Dit zal echter vooral ten goede komen aan kennisinstellingen, onderzoekscentra en andere bedrijven die actief met elkaar samenwerken (als publiek-private partnerschappen) in R&D-projecten. Deze R&D-projecten vereisen een geïntegreerde aanpak, waarbij wetenschap en bedrijfsleven, ondersteund door de overheid, hun kennis en expertise delen. De IP die in deze projecten wordt ontwikkeld, wordt geregeld in projectovereenkomsten. Over het algemeen hebben verschillende deelnemers stappen ondernomen met betrekking tot de uitvinding in kwestie (d.w.z. voor octrooien) en hebben ze een gelijk onverdeeld eigendomsbelang in de ontwikkelde IP. Deze gezamenlijke IE-eigenaren maken doorgaans onderling afspraken over de relatieve toewijzing en gerelateerde rechten van de ontwikkelde IE. Over het algemeen wordt dit contractueel geregeld via exclusieve rechten om de IP-activa te gebruiken. Als deze O&O-projecten worden opgezet als vennootschappen in gemeenschappelijk bezit die worden erkend als niet-transparante entiteiten voor belastingdoeleinden, kunnen de eigenaars van deze exclusieve rechten niet profiteren van de voordelen van de innovatiebox met betrekking tot de inkomsten die via deze exclusieve rechten worden verdiend. In het beste geval kan alleen de lead partner die alle activiteiten met betrekking tot de ontwikkelde IP heeft gecoördineerd en het octrooi in zijn naam heeft aangevraagd, (ten minste) proberen om de innovatiebox toe te passen op zijn proportionele inkomstenaandeel. Deze problemen zouden moeten worden opgelost na de toepassing van de ontwerpwetgeving.

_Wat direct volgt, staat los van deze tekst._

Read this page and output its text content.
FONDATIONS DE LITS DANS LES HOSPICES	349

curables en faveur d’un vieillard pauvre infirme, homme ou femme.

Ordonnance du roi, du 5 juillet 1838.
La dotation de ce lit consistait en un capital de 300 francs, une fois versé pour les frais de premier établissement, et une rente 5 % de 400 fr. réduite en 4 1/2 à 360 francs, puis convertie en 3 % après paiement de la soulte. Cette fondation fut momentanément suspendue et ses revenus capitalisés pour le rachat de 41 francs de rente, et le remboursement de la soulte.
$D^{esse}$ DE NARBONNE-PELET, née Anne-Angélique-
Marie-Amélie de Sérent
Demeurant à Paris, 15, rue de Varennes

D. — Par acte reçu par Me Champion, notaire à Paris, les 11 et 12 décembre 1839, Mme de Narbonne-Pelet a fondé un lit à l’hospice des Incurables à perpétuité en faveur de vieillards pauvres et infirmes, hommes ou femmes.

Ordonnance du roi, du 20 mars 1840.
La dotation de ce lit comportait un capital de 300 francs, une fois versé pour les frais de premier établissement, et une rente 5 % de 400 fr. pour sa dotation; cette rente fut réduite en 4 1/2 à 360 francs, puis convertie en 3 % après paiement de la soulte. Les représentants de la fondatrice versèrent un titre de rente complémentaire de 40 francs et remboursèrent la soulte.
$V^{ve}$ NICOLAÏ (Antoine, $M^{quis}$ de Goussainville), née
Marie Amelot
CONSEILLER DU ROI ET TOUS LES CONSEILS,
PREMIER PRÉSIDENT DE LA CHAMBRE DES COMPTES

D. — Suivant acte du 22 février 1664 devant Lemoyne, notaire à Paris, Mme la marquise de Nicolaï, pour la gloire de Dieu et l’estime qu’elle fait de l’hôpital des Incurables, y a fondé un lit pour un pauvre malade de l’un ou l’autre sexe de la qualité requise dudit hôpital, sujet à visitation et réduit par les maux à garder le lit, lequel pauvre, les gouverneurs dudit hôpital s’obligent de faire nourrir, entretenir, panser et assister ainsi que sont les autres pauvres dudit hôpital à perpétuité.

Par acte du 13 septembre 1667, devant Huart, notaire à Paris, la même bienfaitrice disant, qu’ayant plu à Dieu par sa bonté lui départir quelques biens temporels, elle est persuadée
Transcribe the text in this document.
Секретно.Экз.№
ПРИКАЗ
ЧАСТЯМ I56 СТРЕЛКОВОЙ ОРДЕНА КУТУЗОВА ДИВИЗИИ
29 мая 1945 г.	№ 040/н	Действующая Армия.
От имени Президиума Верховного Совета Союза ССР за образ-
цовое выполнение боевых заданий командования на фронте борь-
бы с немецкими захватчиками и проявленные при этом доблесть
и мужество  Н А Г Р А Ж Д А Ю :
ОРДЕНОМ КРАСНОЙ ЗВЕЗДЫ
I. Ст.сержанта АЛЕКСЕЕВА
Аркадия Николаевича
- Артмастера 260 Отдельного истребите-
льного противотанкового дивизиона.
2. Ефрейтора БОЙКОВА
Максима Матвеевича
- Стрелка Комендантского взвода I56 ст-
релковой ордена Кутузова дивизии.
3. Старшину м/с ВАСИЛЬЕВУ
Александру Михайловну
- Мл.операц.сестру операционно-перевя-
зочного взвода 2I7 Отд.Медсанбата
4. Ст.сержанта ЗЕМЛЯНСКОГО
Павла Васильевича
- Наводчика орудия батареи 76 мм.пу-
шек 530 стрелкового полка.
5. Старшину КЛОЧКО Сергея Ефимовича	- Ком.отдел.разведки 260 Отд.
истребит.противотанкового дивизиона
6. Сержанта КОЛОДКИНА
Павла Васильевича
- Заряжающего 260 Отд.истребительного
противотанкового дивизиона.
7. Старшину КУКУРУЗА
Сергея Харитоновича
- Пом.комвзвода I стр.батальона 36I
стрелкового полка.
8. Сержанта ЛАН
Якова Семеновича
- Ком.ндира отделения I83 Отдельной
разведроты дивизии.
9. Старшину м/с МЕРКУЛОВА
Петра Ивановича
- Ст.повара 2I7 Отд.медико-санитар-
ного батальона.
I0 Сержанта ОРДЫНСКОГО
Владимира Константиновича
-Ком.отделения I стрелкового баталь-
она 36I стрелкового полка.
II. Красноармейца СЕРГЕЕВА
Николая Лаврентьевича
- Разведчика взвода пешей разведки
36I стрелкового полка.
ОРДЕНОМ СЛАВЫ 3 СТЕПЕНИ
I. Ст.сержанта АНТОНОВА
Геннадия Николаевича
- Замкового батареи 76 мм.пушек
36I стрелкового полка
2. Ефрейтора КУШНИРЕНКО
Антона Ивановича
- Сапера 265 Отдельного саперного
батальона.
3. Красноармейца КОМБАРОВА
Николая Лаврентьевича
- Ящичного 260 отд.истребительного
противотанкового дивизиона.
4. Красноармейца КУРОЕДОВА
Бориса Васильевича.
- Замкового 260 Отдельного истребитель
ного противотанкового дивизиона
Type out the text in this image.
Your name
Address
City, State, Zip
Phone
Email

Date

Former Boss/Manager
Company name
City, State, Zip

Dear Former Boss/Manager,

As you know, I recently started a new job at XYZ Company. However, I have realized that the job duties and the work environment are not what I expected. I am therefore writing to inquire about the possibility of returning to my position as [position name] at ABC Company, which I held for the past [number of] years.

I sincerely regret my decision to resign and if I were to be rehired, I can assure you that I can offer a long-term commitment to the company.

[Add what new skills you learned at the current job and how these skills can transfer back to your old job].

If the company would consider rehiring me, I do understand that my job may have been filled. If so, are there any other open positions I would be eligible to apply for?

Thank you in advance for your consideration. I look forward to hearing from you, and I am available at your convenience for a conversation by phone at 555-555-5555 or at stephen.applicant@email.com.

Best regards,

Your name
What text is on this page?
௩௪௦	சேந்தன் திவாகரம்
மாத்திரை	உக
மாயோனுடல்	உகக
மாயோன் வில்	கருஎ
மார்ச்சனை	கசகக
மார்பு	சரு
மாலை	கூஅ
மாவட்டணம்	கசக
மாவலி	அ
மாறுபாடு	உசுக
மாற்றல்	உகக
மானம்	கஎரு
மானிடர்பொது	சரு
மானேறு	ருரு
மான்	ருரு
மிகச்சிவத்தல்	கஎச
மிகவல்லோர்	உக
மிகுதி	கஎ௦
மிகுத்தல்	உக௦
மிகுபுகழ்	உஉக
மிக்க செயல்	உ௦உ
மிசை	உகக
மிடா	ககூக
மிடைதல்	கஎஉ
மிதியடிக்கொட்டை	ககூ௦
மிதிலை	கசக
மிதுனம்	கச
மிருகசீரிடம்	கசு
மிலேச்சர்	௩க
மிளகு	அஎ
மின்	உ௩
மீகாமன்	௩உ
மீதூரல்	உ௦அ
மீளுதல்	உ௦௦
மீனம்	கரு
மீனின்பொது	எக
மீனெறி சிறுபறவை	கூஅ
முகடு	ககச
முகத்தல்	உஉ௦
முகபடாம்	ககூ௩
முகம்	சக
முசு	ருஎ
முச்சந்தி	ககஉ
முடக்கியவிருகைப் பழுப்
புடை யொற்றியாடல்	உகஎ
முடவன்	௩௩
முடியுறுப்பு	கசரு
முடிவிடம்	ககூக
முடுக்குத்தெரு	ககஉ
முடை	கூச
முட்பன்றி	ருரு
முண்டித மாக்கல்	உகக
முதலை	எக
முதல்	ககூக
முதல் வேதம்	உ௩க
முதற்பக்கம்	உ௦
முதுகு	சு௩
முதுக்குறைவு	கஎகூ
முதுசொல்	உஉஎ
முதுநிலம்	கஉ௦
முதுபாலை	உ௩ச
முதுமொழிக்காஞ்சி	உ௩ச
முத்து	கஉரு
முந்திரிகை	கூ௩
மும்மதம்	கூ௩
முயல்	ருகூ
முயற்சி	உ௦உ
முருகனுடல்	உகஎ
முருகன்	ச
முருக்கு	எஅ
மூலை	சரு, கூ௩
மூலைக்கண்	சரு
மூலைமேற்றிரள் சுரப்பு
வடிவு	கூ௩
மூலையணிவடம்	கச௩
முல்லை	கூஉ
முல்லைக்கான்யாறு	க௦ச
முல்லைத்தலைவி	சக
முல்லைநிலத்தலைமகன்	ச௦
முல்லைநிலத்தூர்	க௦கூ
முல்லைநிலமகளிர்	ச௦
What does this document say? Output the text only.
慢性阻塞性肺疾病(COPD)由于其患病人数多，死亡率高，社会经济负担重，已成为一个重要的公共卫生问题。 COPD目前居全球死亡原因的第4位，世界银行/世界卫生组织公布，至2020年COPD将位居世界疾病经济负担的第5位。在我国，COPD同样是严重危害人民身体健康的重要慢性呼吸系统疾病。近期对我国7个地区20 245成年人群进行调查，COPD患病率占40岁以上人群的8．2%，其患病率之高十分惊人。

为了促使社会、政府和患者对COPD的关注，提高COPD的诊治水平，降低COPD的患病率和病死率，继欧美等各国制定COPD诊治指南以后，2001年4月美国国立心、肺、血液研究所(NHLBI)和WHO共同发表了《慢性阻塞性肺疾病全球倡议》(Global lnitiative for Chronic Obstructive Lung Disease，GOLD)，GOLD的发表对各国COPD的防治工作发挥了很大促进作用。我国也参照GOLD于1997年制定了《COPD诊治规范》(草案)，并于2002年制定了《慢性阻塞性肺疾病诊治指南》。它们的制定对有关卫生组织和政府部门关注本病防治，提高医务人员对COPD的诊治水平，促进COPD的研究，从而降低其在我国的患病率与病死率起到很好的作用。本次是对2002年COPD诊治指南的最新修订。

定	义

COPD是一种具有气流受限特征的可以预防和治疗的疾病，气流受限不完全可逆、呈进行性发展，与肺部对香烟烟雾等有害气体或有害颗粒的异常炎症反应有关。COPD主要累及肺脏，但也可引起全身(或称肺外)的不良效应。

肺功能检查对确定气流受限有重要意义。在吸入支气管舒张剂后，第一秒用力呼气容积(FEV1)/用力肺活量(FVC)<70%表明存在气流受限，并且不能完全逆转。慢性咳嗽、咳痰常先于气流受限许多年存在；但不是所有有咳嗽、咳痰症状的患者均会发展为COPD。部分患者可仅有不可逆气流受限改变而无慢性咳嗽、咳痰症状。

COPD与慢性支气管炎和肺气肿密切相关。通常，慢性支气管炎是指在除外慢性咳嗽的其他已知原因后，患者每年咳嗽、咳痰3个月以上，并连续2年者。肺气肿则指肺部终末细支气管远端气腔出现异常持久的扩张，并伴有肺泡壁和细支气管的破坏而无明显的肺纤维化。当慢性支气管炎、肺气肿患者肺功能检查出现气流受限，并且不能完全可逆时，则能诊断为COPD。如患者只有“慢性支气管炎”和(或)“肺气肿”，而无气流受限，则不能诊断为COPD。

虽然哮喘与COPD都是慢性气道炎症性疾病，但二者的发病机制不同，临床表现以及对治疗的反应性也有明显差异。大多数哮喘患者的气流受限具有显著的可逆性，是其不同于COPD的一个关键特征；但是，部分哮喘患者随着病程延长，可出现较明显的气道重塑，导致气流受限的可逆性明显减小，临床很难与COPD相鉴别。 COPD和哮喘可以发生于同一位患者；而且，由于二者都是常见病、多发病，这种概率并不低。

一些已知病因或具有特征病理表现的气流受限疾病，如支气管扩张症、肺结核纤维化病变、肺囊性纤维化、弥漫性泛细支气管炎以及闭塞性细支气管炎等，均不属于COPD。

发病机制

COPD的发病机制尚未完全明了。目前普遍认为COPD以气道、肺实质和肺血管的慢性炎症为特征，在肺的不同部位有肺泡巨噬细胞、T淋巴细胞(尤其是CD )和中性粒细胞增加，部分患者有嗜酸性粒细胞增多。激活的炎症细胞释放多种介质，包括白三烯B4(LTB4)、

Een belangrijk voordeel van de nieuwe wetgeving is ook de introductie van software in de innovatiebox (zoals reeds vermeld in de paragrafen 34 en 36 van het OESO-actieplan 5). Dit bevestigt dat auteursrechtelijk beschermde software de fundamentele kenmerken van octrooien deelt, aangezien dergelijke software nieuw, niet voor de hand liggend en nuttig is en het onwaarschijnlijk is dat kernontwikkelingen van software zullen worden uitbesteed aan niet-gerelateerde partijen. Deze uitspraak zal of zou moeten worden verwelkomd door de meeste Nederlandse softwarebedrijven die normaal gesproken moeten vertrouwen op O&O-verklaringen, maar die nu ook en in aanvulling op O&O-verklaringen kunnen vertrouwen op auteursrechten om hun innovatieboxtoepassing te ondersteunen. Interessant is dat het Europees Octrooiverdrag, en in lijn daarmee de nationale octrooiwetgeving, bepaalt dat software als zodanig niet octrooieerbaar is. In de praktijk is echter aan veel softwaregerelateerde uitvindingen (die een nieuw en verrassend effect hebben op een technologisch proces) een octrooi toegekend. Dit komt echter niet vaak voor (we hebben het in een zeer beperkt aantal situaties gezien) en we verwachten dat auteursrechtelijke bescherming meer op zijn plaats is.
Wij, NovioTax, zijn een op onderzoek gebaseerd adviesbureau dat voortdurend werkt aan het vergroten van onze kennis en de gevolgen daarvan voor bedrijven die wereldwijd zaken doen. Door middel van onderzoek ontwikkelen we ons intellectueel kapitaal. Ieder lid van NovioTax is bijvoorbeeld verplicht om deel te nemen aan onderzoeksactiviteiten. We geloven dat we door het gebruik van onderzoek nieuwe ideeën en mogelijkheden ontdekken die onze klanten ondersteunen. We werken momenteel aan verschillende Research Papers die via onze website zullen worden gepubliceerd.